By Sharusha Moodley, director, Bregman Moodley Inc Attorneys
A party to a litigation process may relentlessly launch various legal proceedings against another party currently involved in a litigation process.
These legal proceedings may be vexatious because they lack merit, are not bona fide and are aimed at irritating, distressing, harassing, annoying, or causing financial strain on a responding party. Moreover, the responding party is dragged to Court, knowing full well that the initiator of these legal proceedings will not be able to pay legal costs on account of a loss.
In such circumstances, the Vexatious Proceedings Act 3 of 1956 (the Act) provides that an applicant can seek an interdict against any person who has persistently and without any reasonable ground instituted legal proceedings against another person.
However, an applicant has to prove that the legal proceedings are persistent and without reasonable ground on a balance of probabilities. In addition, an applicant must prove that the legal proceedings are frivolous, vexatious or without merit.
The Court may order that they shall institute no legal proceedings against any person in any Court, or any inferior Court without that Court’s permission, or any Judge or inferior Court as the case may be. The Court will not grant such approval unless satisfied that the proceedings are not an abuse of the process of the Court and that there is a prima facie ground for the proceedings.
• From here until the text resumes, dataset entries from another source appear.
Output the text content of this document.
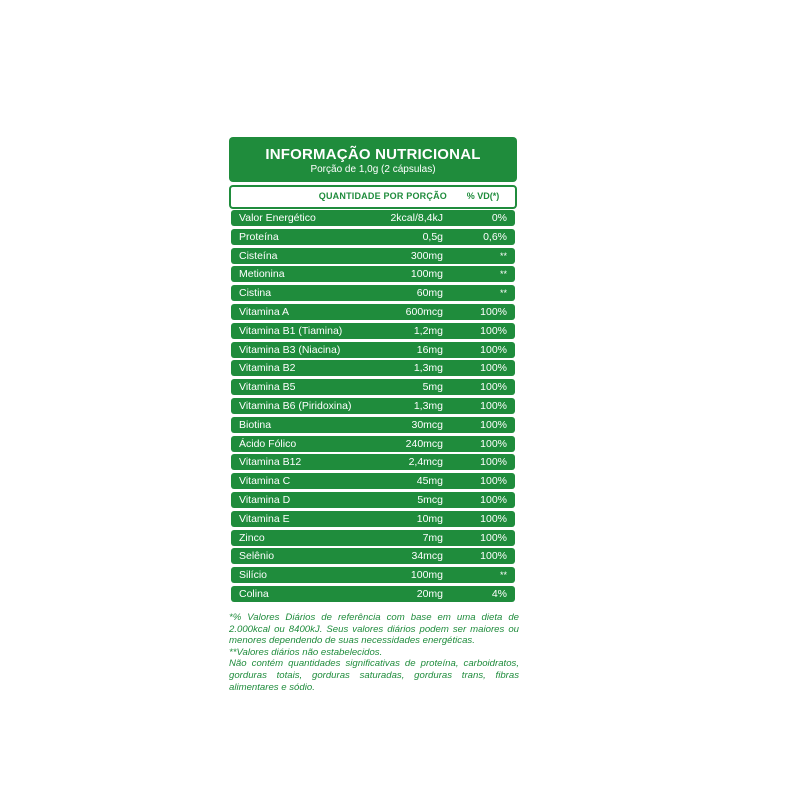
INFORMAÇÃO NUTRICIONAL
Porção de 1,0g (2 cápsulas)
QUANTIDADE POR PORÇÃO	% VD(*)
Valor Energético	2kcal/8,4kJ	0%
Proteína	0,5g	0,6%
Cisteína	300mg	**
Metionina	100mg	**
Cistina	60mg	**
Vitamina A	600mcg	100%
Vitamina B1 (Tiamina)	1,2mg	100%
Vitamina B3 (Niacina)	16mg	100%
Vitamina B2	1,3mg	100%
Vitamina B5	5mg	100%
Vitamina B6 (Piridoxina)	1,3mg	100%
Biotina	30mcg	100%
Ácido Fólico	240mcg	100%
Vitamina B12	2,4mcg	100%
Vitamina C	45mg	100%
Vitamina D	5mcg	100%
Vitamina E	10mg	100%
Zinco	7mg	100%
Selênio	34mcg	100%
Silício	100mg	**
Colina	20mg	4%

*% Valores Diários de referência com base em uma dieta de 2.000kcal ou 8400kJ. Seus valores diários podem ser maiores ou menores dependendo de suas necessidades energéticas.

**Valores diários não estabelecidos.

Não contém quantidades significativas de proteína, carboidratos, gorduras totais, gorduras saturadas, gorduras trans, fibras alimentares e sódio.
The Act further provides that the Court may issue an order obtained under the Act for an indefinite period or such period as the Court may determine. However, on good cause shown, a Court may rescind or vary any Order so issued.
In a February 2022 unreported decision of NDC v GC, Judge Munzhelele said, “The Act seeks to protect an applicant who is subjected to costs and unmeritorious litigation as well as the functioning of the courts to proceed unimpeded by groundless proceedings.”